Airports want to stall 5G: The largest airport trade group has called for a delay in the deadline for a 5G wireless rollout to ensure airports are not disrupted once the next generation wireless deployment occurs, Oriana Pawlyk reports for Pros.
GAO takes aim at financial regulators: Four out of five financial regulators don’t fully implement privacy protections for the data they collect, according to a Government Accountability Office report.
Iran clamps down on social media: More than 74 percent of Iranians use social media and messaging apps, despite most being blocked in Iran, an Atlantic Council report found.
TikTok millionaires outpace CEOs: Several influencers on the popular video-sharing app have made millions more than the CEO of some S&P 500 companies, the Wall Street Journal reports.

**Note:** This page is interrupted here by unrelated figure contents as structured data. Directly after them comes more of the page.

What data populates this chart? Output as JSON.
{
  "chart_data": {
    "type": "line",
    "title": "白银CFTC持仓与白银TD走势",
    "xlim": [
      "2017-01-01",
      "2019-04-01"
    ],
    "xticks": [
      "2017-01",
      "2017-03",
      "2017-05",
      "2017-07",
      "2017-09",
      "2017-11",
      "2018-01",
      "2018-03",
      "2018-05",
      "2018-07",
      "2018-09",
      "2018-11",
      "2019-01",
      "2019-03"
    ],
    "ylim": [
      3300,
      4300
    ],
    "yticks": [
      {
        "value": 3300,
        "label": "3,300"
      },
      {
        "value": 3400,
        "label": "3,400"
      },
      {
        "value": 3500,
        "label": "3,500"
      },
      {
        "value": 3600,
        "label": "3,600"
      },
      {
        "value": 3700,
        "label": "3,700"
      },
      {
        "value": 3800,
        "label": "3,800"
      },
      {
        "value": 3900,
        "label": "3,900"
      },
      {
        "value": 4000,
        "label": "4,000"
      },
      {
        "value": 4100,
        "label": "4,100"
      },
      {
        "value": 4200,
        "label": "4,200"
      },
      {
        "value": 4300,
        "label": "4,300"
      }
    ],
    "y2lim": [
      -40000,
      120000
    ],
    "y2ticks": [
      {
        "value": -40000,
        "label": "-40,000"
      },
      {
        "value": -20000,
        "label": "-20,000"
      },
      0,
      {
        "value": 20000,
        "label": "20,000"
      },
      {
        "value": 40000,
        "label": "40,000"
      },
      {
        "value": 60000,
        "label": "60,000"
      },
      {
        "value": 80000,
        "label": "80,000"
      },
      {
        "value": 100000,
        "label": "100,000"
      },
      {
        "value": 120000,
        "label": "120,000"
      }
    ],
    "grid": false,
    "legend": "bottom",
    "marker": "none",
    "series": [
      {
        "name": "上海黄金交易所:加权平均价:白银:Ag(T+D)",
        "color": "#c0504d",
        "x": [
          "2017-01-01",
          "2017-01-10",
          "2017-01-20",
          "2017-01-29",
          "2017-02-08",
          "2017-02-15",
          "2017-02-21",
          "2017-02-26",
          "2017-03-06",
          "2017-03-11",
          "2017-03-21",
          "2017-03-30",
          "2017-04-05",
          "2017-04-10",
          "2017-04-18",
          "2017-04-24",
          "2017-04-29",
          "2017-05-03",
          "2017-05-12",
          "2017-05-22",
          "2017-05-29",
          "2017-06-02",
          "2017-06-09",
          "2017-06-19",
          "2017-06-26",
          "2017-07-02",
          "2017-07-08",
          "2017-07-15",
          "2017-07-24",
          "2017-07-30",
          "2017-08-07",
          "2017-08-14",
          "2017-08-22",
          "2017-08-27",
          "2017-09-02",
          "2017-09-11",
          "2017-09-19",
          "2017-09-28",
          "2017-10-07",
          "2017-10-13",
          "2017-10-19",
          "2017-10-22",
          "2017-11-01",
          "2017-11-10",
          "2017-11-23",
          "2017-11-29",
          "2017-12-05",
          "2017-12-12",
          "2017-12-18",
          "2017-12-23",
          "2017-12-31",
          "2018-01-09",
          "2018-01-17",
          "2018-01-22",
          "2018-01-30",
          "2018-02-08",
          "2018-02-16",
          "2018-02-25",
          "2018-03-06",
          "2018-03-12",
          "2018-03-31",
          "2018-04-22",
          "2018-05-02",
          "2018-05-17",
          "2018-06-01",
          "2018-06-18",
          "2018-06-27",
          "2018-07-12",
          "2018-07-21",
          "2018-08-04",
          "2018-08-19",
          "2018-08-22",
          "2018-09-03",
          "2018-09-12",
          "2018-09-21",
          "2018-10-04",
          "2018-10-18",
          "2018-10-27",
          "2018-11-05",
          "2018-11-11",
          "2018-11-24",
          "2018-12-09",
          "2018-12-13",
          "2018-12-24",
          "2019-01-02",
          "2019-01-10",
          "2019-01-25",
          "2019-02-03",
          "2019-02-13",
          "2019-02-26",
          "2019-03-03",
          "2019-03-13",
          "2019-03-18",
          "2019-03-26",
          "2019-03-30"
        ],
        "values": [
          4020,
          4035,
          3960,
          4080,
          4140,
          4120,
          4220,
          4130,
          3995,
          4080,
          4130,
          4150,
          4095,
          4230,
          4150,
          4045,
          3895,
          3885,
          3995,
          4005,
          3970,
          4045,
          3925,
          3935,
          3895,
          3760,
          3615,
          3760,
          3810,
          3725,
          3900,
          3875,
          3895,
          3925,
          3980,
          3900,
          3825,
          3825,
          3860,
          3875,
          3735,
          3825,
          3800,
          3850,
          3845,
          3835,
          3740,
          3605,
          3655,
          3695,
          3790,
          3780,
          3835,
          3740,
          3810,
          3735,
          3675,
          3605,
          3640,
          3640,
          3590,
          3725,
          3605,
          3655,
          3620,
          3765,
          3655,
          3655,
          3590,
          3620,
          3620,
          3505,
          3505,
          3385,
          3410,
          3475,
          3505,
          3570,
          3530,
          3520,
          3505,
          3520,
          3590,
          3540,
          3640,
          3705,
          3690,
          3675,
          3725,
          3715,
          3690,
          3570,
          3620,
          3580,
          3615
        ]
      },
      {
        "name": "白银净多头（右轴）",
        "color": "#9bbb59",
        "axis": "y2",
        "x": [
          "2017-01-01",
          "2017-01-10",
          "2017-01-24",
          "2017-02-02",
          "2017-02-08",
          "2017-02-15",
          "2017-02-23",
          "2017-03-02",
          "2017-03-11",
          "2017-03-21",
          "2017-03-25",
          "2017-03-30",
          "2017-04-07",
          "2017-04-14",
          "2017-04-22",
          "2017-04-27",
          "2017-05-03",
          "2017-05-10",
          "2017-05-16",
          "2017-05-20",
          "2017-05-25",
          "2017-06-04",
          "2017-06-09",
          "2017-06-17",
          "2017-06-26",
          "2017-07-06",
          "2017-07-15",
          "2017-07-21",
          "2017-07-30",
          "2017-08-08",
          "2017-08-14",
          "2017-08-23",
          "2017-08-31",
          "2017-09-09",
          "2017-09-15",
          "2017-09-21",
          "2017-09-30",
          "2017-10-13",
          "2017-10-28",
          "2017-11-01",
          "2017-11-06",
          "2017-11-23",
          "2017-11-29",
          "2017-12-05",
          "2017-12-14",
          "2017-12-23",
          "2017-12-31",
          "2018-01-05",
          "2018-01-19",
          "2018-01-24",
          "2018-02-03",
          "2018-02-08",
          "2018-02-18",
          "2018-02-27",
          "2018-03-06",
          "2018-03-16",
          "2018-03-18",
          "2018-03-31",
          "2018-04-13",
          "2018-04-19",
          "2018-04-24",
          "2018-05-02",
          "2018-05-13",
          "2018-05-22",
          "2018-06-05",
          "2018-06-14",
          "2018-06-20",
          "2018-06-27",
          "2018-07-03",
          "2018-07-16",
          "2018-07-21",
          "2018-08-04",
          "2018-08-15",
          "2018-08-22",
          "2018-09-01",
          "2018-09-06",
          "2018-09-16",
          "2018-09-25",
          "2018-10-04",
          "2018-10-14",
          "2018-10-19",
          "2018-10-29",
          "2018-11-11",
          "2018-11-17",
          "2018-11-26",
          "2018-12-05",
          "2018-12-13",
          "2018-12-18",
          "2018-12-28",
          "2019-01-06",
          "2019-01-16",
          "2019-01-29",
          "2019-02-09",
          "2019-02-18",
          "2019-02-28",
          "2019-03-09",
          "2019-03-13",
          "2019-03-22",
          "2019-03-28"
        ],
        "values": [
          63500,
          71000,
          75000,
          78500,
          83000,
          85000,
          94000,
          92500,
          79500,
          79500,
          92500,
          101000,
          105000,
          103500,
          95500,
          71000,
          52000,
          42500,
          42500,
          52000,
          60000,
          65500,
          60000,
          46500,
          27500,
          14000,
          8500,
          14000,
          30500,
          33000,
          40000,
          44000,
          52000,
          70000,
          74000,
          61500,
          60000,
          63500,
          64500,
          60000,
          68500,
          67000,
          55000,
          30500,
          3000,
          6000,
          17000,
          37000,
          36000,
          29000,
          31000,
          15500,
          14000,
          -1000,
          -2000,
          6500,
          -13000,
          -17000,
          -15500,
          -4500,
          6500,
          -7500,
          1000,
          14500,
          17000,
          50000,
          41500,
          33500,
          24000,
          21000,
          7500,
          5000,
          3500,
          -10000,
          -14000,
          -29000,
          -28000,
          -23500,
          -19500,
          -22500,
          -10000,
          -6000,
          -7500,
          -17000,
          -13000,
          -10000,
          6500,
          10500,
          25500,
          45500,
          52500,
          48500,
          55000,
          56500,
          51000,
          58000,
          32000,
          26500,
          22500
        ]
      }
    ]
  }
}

Tech billionaire returns artifacts: James Clark, co-founder of Netscape, has returned 35 relics to Cambodia, which had been allegedly trafficked to the U.S., The Washington Post reports.
Wicker calls on FCC/NTIA coordination: Sen. Roger Wicker (R-Miss.), ranking member of the Senate Commerce Committee, wrote to leaders of the FCC and National Telecommunications and Information Administration on Thursday, urging them to collaborate on spectrum policy issues.
Amazon workers can’t find Covid tests: Amazon workers are struggling to get tested for Covid after the company shut down warehouse testing facilities, NBC News reports.